Based on this lie, many private companies make billions, and their profits depend on the reproduction of this false story. But the truth is — according to the American Immigration Council — only 2 percent of the millions of deportees had violent crimes. The rest, they found, are “a threat to no one.”
Think about all the families represented by this 98 percent: the children who were left with no parent; the spouses who are now trying to make it on their own; the church ministries and locally-owned businesses they left behind. The losses brought forth by these deportations for neighborhoods across the country are unfathomable.
But if the lie is that immigrants are a threat (or “rapists,” and “terrorists,” if you are into that kind of talk), what is the truth?
Back to my earlier confession: What does it mean to find a treasure?
Much of our immigration advocacy work is built upon the task to show immigrants in a favorable and sympathetic light to white evangelicals — constructingpersonas for the privileged gaze. This was exemplified in Obama’s remarks when announcing his executive action on DAPA in November 2014, “Felons, not Families.” He missed the reality that we live in a country where becoming a felon is far easier than paying for college education. Most of us can name a family member who has been imprisoned (and plenty more with college debt!).

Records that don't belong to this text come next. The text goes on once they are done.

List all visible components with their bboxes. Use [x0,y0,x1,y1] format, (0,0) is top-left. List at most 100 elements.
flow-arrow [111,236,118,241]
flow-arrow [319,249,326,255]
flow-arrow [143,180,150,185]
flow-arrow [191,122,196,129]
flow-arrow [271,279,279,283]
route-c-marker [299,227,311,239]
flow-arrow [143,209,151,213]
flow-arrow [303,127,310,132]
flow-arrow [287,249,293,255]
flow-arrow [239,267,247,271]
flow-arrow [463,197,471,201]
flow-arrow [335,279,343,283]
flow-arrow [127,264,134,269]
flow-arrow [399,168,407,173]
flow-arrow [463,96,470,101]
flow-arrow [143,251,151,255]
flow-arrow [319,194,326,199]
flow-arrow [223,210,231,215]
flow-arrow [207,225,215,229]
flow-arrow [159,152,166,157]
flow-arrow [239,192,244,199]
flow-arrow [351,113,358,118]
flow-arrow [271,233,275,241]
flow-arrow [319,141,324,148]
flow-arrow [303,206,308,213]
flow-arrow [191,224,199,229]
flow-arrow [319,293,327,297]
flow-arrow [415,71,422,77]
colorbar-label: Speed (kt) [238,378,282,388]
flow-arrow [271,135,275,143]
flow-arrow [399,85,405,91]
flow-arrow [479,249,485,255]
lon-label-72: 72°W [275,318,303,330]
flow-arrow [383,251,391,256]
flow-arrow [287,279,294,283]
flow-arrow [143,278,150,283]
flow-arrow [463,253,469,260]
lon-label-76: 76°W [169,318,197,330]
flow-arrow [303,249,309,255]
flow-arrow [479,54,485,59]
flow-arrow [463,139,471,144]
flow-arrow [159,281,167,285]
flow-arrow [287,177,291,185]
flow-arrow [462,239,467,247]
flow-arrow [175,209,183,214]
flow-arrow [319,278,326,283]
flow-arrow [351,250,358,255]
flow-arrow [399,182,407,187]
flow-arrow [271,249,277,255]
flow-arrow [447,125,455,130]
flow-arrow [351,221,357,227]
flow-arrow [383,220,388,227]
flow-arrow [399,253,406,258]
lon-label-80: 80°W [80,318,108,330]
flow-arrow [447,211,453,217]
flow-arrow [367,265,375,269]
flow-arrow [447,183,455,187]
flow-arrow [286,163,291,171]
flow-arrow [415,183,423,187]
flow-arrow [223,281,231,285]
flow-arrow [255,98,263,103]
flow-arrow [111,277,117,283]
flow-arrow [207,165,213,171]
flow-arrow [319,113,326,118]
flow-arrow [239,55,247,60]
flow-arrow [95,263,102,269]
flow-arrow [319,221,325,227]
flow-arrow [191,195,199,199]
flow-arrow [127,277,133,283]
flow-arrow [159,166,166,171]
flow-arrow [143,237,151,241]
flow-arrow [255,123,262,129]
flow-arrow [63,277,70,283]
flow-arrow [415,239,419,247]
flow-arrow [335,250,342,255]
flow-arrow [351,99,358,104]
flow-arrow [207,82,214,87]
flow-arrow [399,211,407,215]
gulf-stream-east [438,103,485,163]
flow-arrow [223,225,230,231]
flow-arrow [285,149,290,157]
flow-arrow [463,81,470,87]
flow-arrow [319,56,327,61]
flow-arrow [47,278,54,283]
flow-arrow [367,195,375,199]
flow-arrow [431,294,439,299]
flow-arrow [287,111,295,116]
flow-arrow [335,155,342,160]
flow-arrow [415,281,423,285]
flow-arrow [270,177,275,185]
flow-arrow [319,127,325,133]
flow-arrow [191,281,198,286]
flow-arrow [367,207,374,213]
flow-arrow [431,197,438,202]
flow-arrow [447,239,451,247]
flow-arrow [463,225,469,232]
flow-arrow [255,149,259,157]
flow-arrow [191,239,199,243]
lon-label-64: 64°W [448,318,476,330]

This tension between “the good and the bad apples” plays at all levels of public life. Within the church, one can often hear heads of organizations wanting to help “the vulnerable” — “women and children.”
So, to gain traction, I could use this segment to tell you about “Maria” who wakes up at 4:30 a.m. every day, to selflessly care for her five disabled children while she prays for the homeless people she feeds at the shelter. But that is not Maria — not the real one. That version of Maria is a thing to consume. Is that what we truly want to do with storytelling? Is that what it means to see God’s image in our brothers and sisters?
The power of story lies in its capacity to bring complexity and nuance to these binaries we create. And the only way to accomplish that is by listening to the voices of the people primarily affected by the systems we seek to change.
For the past seven years, I have had the chance to sit with people in deportation proceedings and listen to their life story — all of it. I personally have performed about 300 psychosocial evaluations, and supervised hundreds more. These evaluations are presented in immigration court to provide context or evidence to each case.
The beautiful thing about this work is that during the two to three hours one spends carefully listening, one begins a transformative process wherein the truths and the lies of the system transpire in powerful ways through the voice of the very people affected by such system. What you find as a result of listening is complex people, like you and me — beautiful, broken, repentant, hopeful, and almost always “badass.”
The real power of these assessments is that they become safe spaces for people to tell their own story and in their own terms. Change lies in our collective capacity to open more avenues for first person accounts — and, more importantly, to translate these accounts into first person movements.